The economic appeal of the Shanghai Cooperation Organization is growing with the accession of India and Pakistan. (AP Photo/Pavel Golovkin)
Russia wants Iran to receive full membership in a geopolitical organization designed as a partial counterweight to NATO and other western pacts, a move that would likely deepen the economic and military ties between the two governments.
Russian Foreign Minister Sergey Lavrov called for Iran's speedy accession to the Shanghai Cooperation Organization, a group of Central Asian states dominated by Russia and China that fosters military and economic cooperation between the members. He issued the call within days of Secretary of State Rex Tillerson signaling a desire to impose sanctions that former President Barack Obama lifted under the terms of the recently-negotiated nuclear deal.
"Iran has settled the problem of the UN Security Council sanctions and hence fully meets the SCO membership criteria," Lavrov said. "We hope that during their June summit in Astana the heads of our states will be able to discuss the possibility of launching the procedure for admitting Iran into the organization as a full member."

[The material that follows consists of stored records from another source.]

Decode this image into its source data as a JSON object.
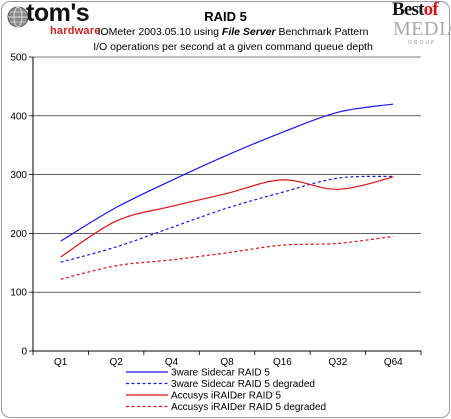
{
  "logos": {
    "toms_main": "tom's",
    "toms_sub": "hardware",
    "best_a": "Best",
    "best_b": "of",
    "best_media": "MEDIA",
    "best_group": "GROUP"
  },
  "header": {
    "title": "RAID 5",
    "subtitle_prefix": "IOMeter 2003.05.10 using ",
    "subtitle_em": "File Server",
    "subtitle_suffix": " Benchmark Pattern",
    "subtitle2": "I/O operations per second at a given command queue depth"
  },
  "colors": {
    "blue": "#1a1adf",
    "red": "#d41414",
    "axis": "#000000",
    "grid": "#000000"
  },
  "chart_data": {
    "type": "line",
    "title": "RAID 5",
    "xlabel": "",
    "ylabel": "",
    "categories": [
      "Q1",
      "Q2",
      "Q4",
      "Q8",
      "Q16",
      "Q32",
      "Q64"
    ],
    "ylim": [
      0,
      500
    ],
    "yticks": [
      0,
      100,
      200,
      300,
      400,
      500
    ],
    "grid": true,
    "legend_position": "bottom-right",
    "series": [
      {
        "name": "3ware Sidecar RAID 5",
        "color": "#1a1adf",
        "dash": "solid",
        "values": [
          187,
          244,
          290,
          333,
          372,
          406,
          420
        ]
      },
      {
        "name": "3ware Sidecar RAID 5 degraded",
        "color": "#1a1adf",
        "dash": "dashed",
        "values": [
          151,
          177,
          210,
          243,
          270,
          294,
          297
        ]
      },
      {
        "name": "Accusys iRAIDer RAID 5",
        "color": "#d41414",
        "dash": "solid",
        "values": [
          160,
          221,
          246,
          268,
          291,
          275,
          296
        ]
      },
      {
        "name": "Accusys iRAIDer RAID 5 degraded",
        "color": "#d41414",
        "dash": "dashed",
        "values": [
          122,
          145,
          155,
          167,
          180,
          183,
          195
        ]
      }
    ]
  }
}
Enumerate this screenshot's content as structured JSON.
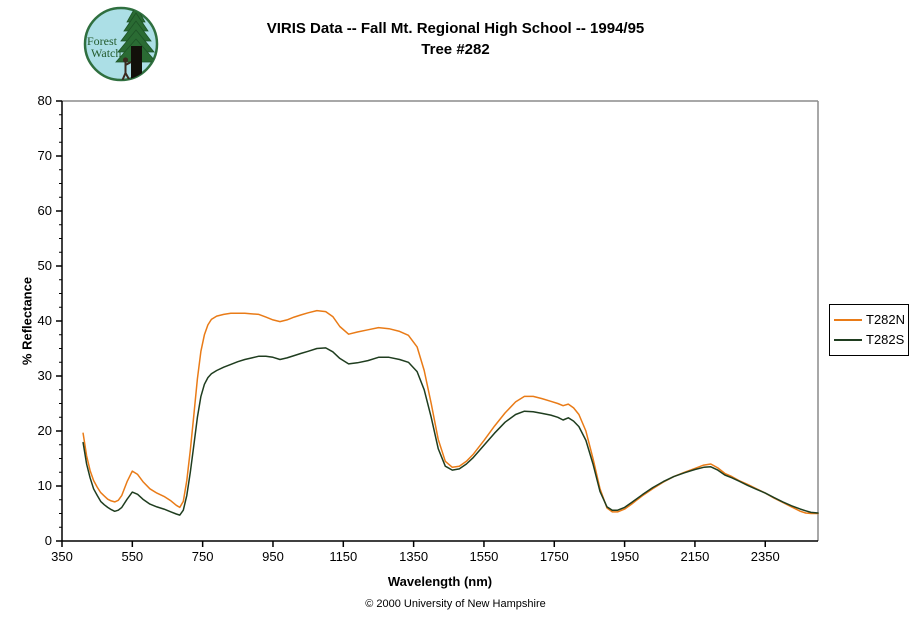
{
  "logo": {
    "line1": "Forest",
    "line2": "Watch"
  },
  "title": {
    "line1": "VIRIS Data -- Fall Mt. Regional High School -- 1994/95",
    "line2": "Tree #282"
  },
  "footer": {
    "copyright": "© 2000 University of New Hampshire"
  },
  "legend": {
    "items": [
      {
        "label": "T282N",
        "color": "#E97B17"
      },
      {
        "label": "T282S",
        "color": "#1F3D1F"
      }
    ]
  },
  "colors": {
    "axis": "#000000",
    "plot_border_gray": "#8C8C8C",
    "background": "#FFFFFF",
    "logo_bg": "#ACDFE6",
    "logo_green": "#2F6F3F",
    "logo_text_green": "#235B2D"
  },
  "chart_data": {
    "type": "line",
    "title": "VIRIS Data -- Fall Mt. Regional High School -- 1994/95 Tree #282",
    "xlabel": "Wavelength (nm)",
    "ylabel": "% Reflectance",
    "xlim": [
      350,
      2500
    ],
    "ylim": [
      0,
      80
    ],
    "x_ticks": [
      350,
      550,
      750,
      950,
      1150,
      1350,
      1550,
      1750,
      1950,
      2150,
      2350
    ],
    "y_ticks": [
      0,
      10,
      20,
      30,
      40,
      50,
      60,
      70,
      80
    ],
    "y_minor_step": 2.5,
    "grid": false,
    "legend_position": "right",
    "x": [
      410,
      420,
      430,
      440,
      450,
      460,
      470,
      480,
      490,
      500,
      510,
      520,
      535,
      550,
      565,
      580,
      600,
      620,
      640,
      660,
      675,
      685,
      695,
      705,
      715,
      725,
      735,
      745,
      755,
      765,
      775,
      790,
      810,
      830,
      850,
      870,
      890,
      910,
      930,
      950,
      970,
      990,
      1010,
      1030,
      1050,
      1075,
      1100,
      1120,
      1140,
      1165,
      1190,
      1220,
      1250,
      1280,
      1310,
      1335,
      1360,
      1380,
      1400,
      1420,
      1440,
      1460,
      1480,
      1500,
      1520,
      1550,
      1580,
      1610,
      1640,
      1665,
      1690,
      1715,
      1740,
      1760,
      1775,
      1790,
      1805,
      1820,
      1840,
      1860,
      1880,
      1900,
      1915,
      1930,
      1950,
      1970,
      2000,
      2030,
      2060,
      2090,
      2120,
      2150,
      2175,
      2195,
      2215,
      2235,
      2255,
      2275,
      2300,
      2325,
      2350,
      2375,
      2400,
      2425,
      2450,
      2465,
      2480,
      2500
    ],
    "series": [
      {
        "name": "T282N",
        "color": "#E97B17",
        "values": [
          19.6,
          15.5,
          12.8,
          11.0,
          9.8,
          8.8,
          8.2,
          7.6,
          7.3,
          7.1,
          7.4,
          8.3,
          10.8,
          12.7,
          12.1,
          10.8,
          9.5,
          8.7,
          8.1,
          7.3,
          6.5,
          6.1,
          7.2,
          11.0,
          16.5,
          23.0,
          29.5,
          34.5,
          37.5,
          39.3,
          40.3,
          40.9,
          41.2,
          41.4,
          41.4,
          41.4,
          41.3,
          41.2,
          40.7,
          40.2,
          39.9,
          40.2,
          40.7,
          41.1,
          41.5,
          41.9,
          41.7,
          40.8,
          39.0,
          37.6,
          38.0,
          38.4,
          38.8,
          38.6,
          38.1,
          37.4,
          35.3,
          31.0,
          25.0,
          18.5,
          14.5,
          13.4,
          13.6,
          14.5,
          15.8,
          18.3,
          20.9,
          23.3,
          25.3,
          26.3,
          26.3,
          25.9,
          25.4,
          25.0,
          24.6,
          24.9,
          24.2,
          23.0,
          20.0,
          15.0,
          9.5,
          6.0,
          5.3,
          5.3,
          5.8,
          6.7,
          8.2,
          9.5,
          10.7,
          11.7,
          12.5,
          13.2,
          13.8,
          14.0,
          13.3,
          12.3,
          11.7,
          11.0,
          10.3,
          9.5,
          8.7,
          7.8,
          7.0,
          6.2,
          5.4,
          5.1,
          5.0,
          5.0
        ]
      },
      {
        "name": "T282S",
        "color": "#1F3D1F",
        "values": [
          17.9,
          14.0,
          11.5,
          9.5,
          8.3,
          7.2,
          6.6,
          6.1,
          5.7,
          5.4,
          5.6,
          6.1,
          7.6,
          8.9,
          8.5,
          7.6,
          6.7,
          6.2,
          5.8,
          5.3,
          4.9,
          4.7,
          5.6,
          8.3,
          12.5,
          17.5,
          22.5,
          26.3,
          28.5,
          29.7,
          30.4,
          31.0,
          31.6,
          32.1,
          32.6,
          33.0,
          33.3,
          33.6,
          33.6,
          33.4,
          33.0,
          33.3,
          33.7,
          34.1,
          34.5,
          35.0,
          35.1,
          34.4,
          33.2,
          32.2,
          32.4,
          32.8,
          33.4,
          33.4,
          33.0,
          32.5,
          30.8,
          27.5,
          22.5,
          16.8,
          13.6,
          12.9,
          13.1,
          14.0,
          15.2,
          17.4,
          19.6,
          21.6,
          23.0,
          23.6,
          23.5,
          23.2,
          22.9,
          22.5,
          22.0,
          22.4,
          21.8,
          20.8,
          18.3,
          14.0,
          9.0,
          6.2,
          5.6,
          5.6,
          6.1,
          7.0,
          8.4,
          9.7,
          10.8,
          11.7,
          12.4,
          13.0,
          13.4,
          13.5,
          12.9,
          12.0,
          11.5,
          10.9,
          10.1,
          9.4,
          8.7,
          7.9,
          7.1,
          6.4,
          5.8,
          5.5,
          5.2,
          5.1
        ]
      }
    ]
  }
}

That would give Iran formal ties to Russia and China, the two leading powers in an organization often regarded as "a counterbalance to the Western-dominated international institutions that have held sway since the end of the Second World War," as Newsweek put it. SCO nations cooperate militarily and economically, although the organization doesn't guarantee mutual defense the way NATO does.
The economic appeal of the group is growing with the accession of India and Pakistan. "The SCO will account for 43 percent of the world's population and 24 per cent of global GDP," as Lavrov noted.

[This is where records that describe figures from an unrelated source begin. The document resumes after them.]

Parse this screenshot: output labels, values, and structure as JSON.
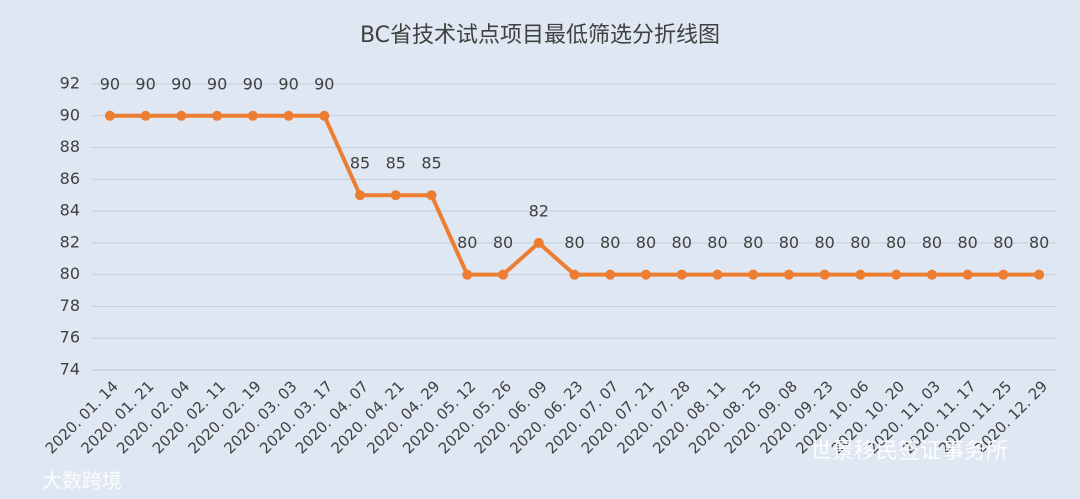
{
  "chart_data": {
    "type": "line",
    "title": "BC省技术试点项目最低筛选分折线图",
    "categories": [
      "2020. 01. 14",
      "2020. 01. 21",
      "2020. 02. 04",
      "2020. 02. 11",
      "2020. 02. 19",
      "2020. 03. 03",
      "2020. 03. 17",
      "2020. 04. 07",
      "2020. 04. 21",
      "2020. 04. 29",
      "2020. 05. 12",
      "2020. 05. 26",
      "2020. 06. 09",
      "2020. 06. 23",
      "2020. 07. 07",
      "2020. 07. 21",
      "2020. 07. 28",
      "2020. 08. 11",
      "2020. 08. 25",
      "2020. 09. 08",
      "2020. 09. 23",
      "2020. 10. 06",
      "2020. 10. 20",
      "2020. 11. 03",
      "2020. 11. 17",
      "2020. 11. 25",
      "2020. 12. 29"
    ],
    "values": [
      90,
      90,
      90,
      90,
      90,
      90,
      90,
      85,
      85,
      85,
      80,
      80,
      82,
      80,
      80,
      80,
      80,
      80,
      80,
      80,
      80,
      80,
      80,
      80,
      80,
      80,
      80
    ],
    "color": "#ed7d31",
    "ylim": [
      74,
      92
    ],
    "yticks": [
      74,
      76,
      78,
      80,
      82,
      84,
      86,
      88,
      90,
      92
    ],
    "grid": true,
    "watermarks": [
      "大数跨境",
      "世景移民签证事务所"
    ]
  }
}
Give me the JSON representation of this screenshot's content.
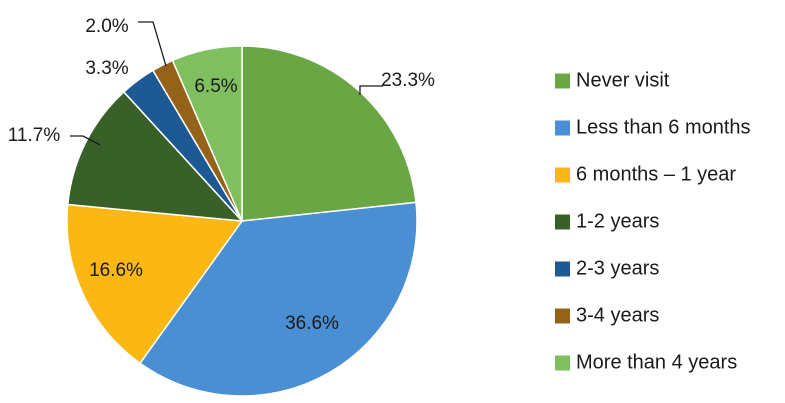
{
  "chart_data": {
    "type": "pie",
    "title": "",
    "legend_position": "right",
    "start_angle_deg": 0,
    "direction": "clockwise",
    "labels": [
      "Never visit",
      "Less than 6 months",
      "6 months – 1 year",
      "1-2 years",
      "2-3 years",
      "3-4 years",
      "More than 4 years"
    ],
    "values": [
      23.3,
      36.6,
      16.6,
      11.7,
      3.3,
      2.0,
      6.5
    ],
    "value_labels": [
      "23.3%",
      "36.6%",
      "16.6%",
      "11.7%",
      "3.3%",
      "2.0%",
      "6.5%"
    ],
    "colors": [
      "#6aa744",
      "#4a8fd3",
      "#fbb714",
      "#3a6029",
      "#1d5a93",
      "#946218",
      "#80bf5f"
    ]
  }
}
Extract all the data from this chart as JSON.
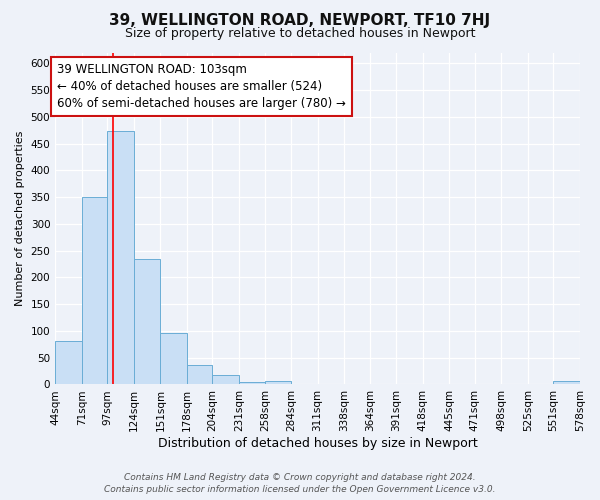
{
  "title": "39, WELLINGTON ROAD, NEWPORT, TF10 7HJ",
  "subtitle": "Size of property relative to detached houses in Newport",
  "xlabel": "Distribution of detached houses by size in Newport",
  "ylabel": "Number of detached properties",
  "bar_color": "#c9dff5",
  "bar_edge_color": "#6aadd5",
  "background_color": "#eef2f9",
  "grid_color": "#ffffff",
  "red_line_x": 103,
  "ann_line1": "39 WELLINGTON ROAD: 103sqm",
  "ann_line2": "← 40% of detached houses are smaller (524)",
  "ann_line3": "60% of semi-detached houses are larger (780) →",
  "annotation_fontsize": 8.5,
  "footer_line1": "Contains HM Land Registry data © Crown copyright and database right 2024.",
  "footer_line2": "Contains public sector information licensed under the Open Government Licence v3.0.",
  "bin_edges": [
    44,
    71,
    97,
    124,
    151,
    178,
    204,
    231,
    258,
    284,
    311,
    338,
    364,
    391,
    418,
    445,
    471,
    498,
    525,
    551,
    578
  ],
  "bin_counts": [
    82,
    350,
    474,
    235,
    97,
    37,
    18,
    5,
    7,
    0,
    0,
    0,
    0,
    0,
    0,
    0,
    0,
    0,
    0,
    6
  ],
  "ylim": [
    0,
    620
  ],
  "xlim": [
    44,
    578
  ],
  "yticks": [
    0,
    50,
    100,
    150,
    200,
    250,
    300,
    350,
    400,
    450,
    500,
    550,
    600
  ],
  "title_fontsize": 11,
  "subtitle_fontsize": 9,
  "xlabel_fontsize": 9,
  "ylabel_fontsize": 8,
  "tick_fontsize": 7.5,
  "footer_fontsize": 6.5
}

Membership of such a league would have political and military benefits for Iran. "Iran has been angling for quite awhile to get into the SCO just for the benefits of being closer to what it calls, in its parlance, the eastern powers — China and Russia," Behnam Ben Taleblu, a senior Iran analyst at the Foundation for Defense of Democracies, told the Washington Examiner. "Iran has expressed interest in joining them because it sees these guys as a natural counterweight to American and the west, American counterweight and hard power and its Iran saying, 'you want to divest us of western markets, then we can go east."
Those relationships will be especially valuable to Iran when bans on conventional weapons and ballistic missile sales expire in 2020 and 2023, respectively. "Russia and China will likely be the two biggest arms markets for Iran," Taleblu said. "The SCO process would provide a much broader international cover for these arms relationships."

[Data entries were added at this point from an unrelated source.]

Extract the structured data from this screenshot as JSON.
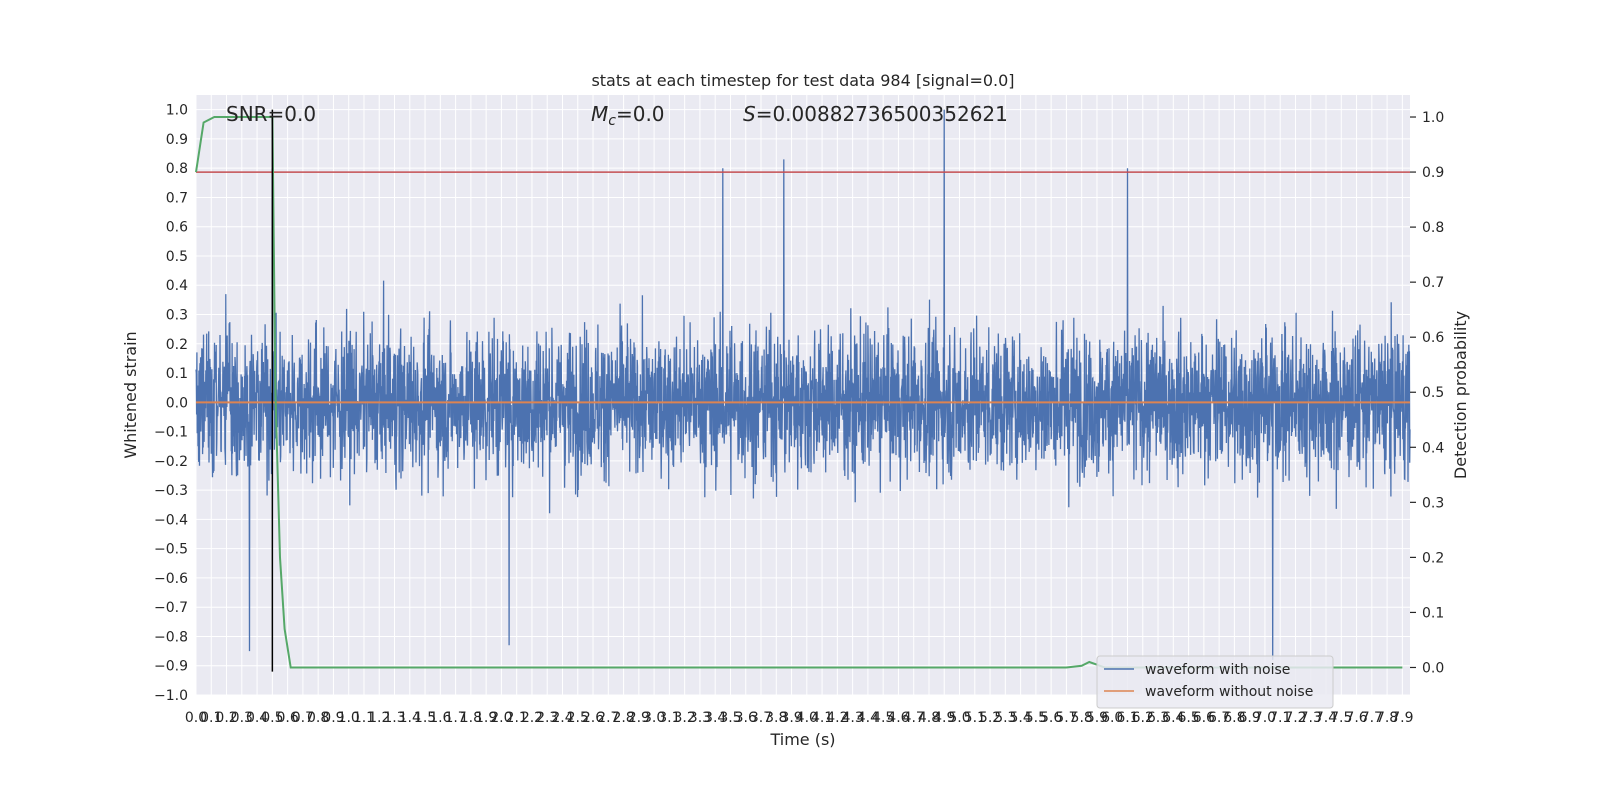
{
  "chart_data": {
    "type": "line",
    "title": "stats at each timestep for test data 984 [signal=0.0]",
    "xlabel": "Time (s)",
    "ylabel": "Whitened strain",
    "ylabel_right": "Detection probability",
    "xlim": [
      0.0,
      7.95
    ],
    "ylim": [
      -1.0,
      1.05
    ],
    "ylim_right": [
      -0.05,
      1.04
    ],
    "x_ticks": [
      0.0,
      0.1,
      0.2,
      0.3,
      0.4,
      0.5,
      0.6,
      0.7,
      0.8,
      0.9,
      1.0,
      1.1,
      1.2,
      1.3,
      1.4,
      1.5,
      1.6,
      1.7,
      1.8,
      1.9,
      2.0,
      2.1,
      2.2,
      2.3,
      2.4,
      2.5,
      2.6,
      2.7,
      2.8,
      2.9,
      3.0,
      3.1,
      3.2,
      3.3,
      3.4,
      3.5,
      3.6,
      3.7,
      3.8,
      3.9,
      4.0,
      4.1,
      4.2,
      4.3,
      4.4,
      4.5,
      4.6,
      4.7,
      4.8,
      4.9,
      5.0,
      5.1,
      5.2,
      5.3,
      5.4,
      5.5,
      5.6,
      5.7,
      5.8,
      5.9,
      6.0,
      6.1,
      6.2,
      6.3,
      6.4,
      6.5,
      6.6,
      6.7,
      6.8,
      6.9,
      7.0,
      7.1,
      7.2,
      7.3,
      7.4,
      7.5,
      7.6,
      7.7,
      7.8,
      7.9
    ],
    "x_tick_labels": [
      "0.0",
      "0.1",
      "0.2",
      "0.3",
      "0.4",
      "0.5",
      "0.6",
      "0.7",
      "0.8",
      "0.9",
      "1.0",
      "1.1",
      "1.2",
      "1.3",
      "1.4",
      "1.5",
      "1.6",
      "1.7",
      "1.8",
      "1.9",
      "2.0",
      "2.1",
      "2.2",
      "2.3",
      "2.4",
      "2.5",
      "2.6",
      "2.7",
      "2.8",
      "2.9",
      "3.0",
      "3.1",
      "3.2",
      "3.3",
      "3.4",
      "3.5",
      "3.6",
      "3.7",
      "3.8",
      "3.9",
      "4.0",
      "4.1",
      "4.2",
      "4.3",
      "4.4",
      "4.5",
      "4.6",
      "4.7",
      "4.8",
      "4.9",
      "5.0",
      "5.1",
      "5.2",
      "5.3",
      "5.4",
      "5.5",
      "5.6",
      "5.7",
      "5.8",
      "5.9",
      "6.0",
      "6.1",
      "6.2",
      "6.3",
      "6.4",
      "6.5",
      "6.6",
      "6.7",
      "6.8",
      "6.9",
      "7.0",
      "7.1",
      "7.2",
      "7.3",
      "7.4",
      "7.5",
      "7.6",
      "7.7",
      "7.8",
      "7.9"
    ],
    "y_ticks": [
      -1.0,
      -0.9,
      -0.8,
      -0.7,
      -0.6,
      -0.5,
      -0.4,
      -0.3,
      -0.2,
      -0.1,
      0.0,
      0.1,
      0.2,
      0.3,
      0.4,
      0.5,
      0.6,
      0.7,
      0.8,
      0.9,
      1.0
    ],
    "y_tick_labels": [
      "−1.0",
      "−0.9",
      "−0.8",
      "−0.7",
      "−0.6",
      "−0.5",
      "−0.4",
      "−0.3",
      "−0.2",
      "−0.1",
      "0.0",
      "0.1",
      "0.2",
      "0.3",
      "0.4",
      "0.5",
      "0.6",
      "0.7",
      "0.8",
      "0.9",
      "1.0"
    ],
    "y_ticks_right": [
      0.0,
      0.1,
      0.2,
      0.3,
      0.4,
      0.5,
      0.6,
      0.7,
      0.8,
      0.9,
      1.0
    ],
    "y_tick_labels_right": [
      "0.0",
      "0.1",
      "0.2",
      "0.3",
      "0.4",
      "0.5",
      "0.6",
      "0.7",
      "0.8",
      "0.9",
      "1.0"
    ],
    "grid": true,
    "legend_position": "lower-right",
    "annotations": [
      {
        "text": "SNR=0.0",
        "x": 0.2
      },
      {
        "text": "M",
        "sub": "c",
        "suffix": "=0.0",
        "x": 2.6
      },
      {
        "text": "S",
        "suffix": "=0.00882736500352621",
        "x": 3.6
      }
    ],
    "series": [
      {
        "name": "waveform with noise",
        "color": "#4c72b0",
        "kind": "noise",
        "envelope_typical": 0.38,
        "peak_max": 1.0,
        "peak_min": -0.88
      },
      {
        "name": "waveform without noise",
        "color": "#dd8452",
        "values_constant": 0.0
      },
      {
        "name": "",
        "axis": "right",
        "color": "#55a868",
        "x": [
          0.0,
          0.05,
          0.12,
          0.2,
          0.3,
          0.4,
          0.48,
          0.5,
          0.52,
          0.55,
          0.58,
          0.62,
          0.8,
          1.5,
          3.0,
          4.5,
          5.7,
          5.8,
          5.85,
          5.9,
          5.95,
          6.0,
          6.5,
          7.0,
          7.5,
          7.9
        ],
        "y": [
          0.9,
          0.99,
          1.0,
          1.0,
          1.0,
          1.0,
          1.0,
          1.0,
          0.5,
          0.2,
          0.07,
          0.0,
          0.0,
          0.0,
          0.0,
          0.0,
          0.0,
          0.003,
          0.01,
          0.005,
          0.0,
          0.0,
          0.0,
          0.0,
          0.0,
          0.0
        ]
      },
      {
        "name": "",
        "axis": "right",
        "color": "#c44e52",
        "kind": "threshold",
        "value": 0.9
      },
      {
        "name": "",
        "color": "#000000",
        "kind": "vline",
        "x": 0.5,
        "y_range": [
          -0.92,
          1.0
        ]
      }
    ]
  }
}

The timing of Lavrov's statement underscores how Iran can factor into disagreements between Russia and the United States. President Trump's team announced days earlier a new effort to punish Iran for supporting terrorist groups and other destabilizing moves, a crackdown that might include walking away from the deal and reimposing economic sanctions that were lifted through the nuclear deal. "The Trump administration has no intention of passing the buck to a future administration on Iran," Secretary of State Rex Tillerson said Wednesday.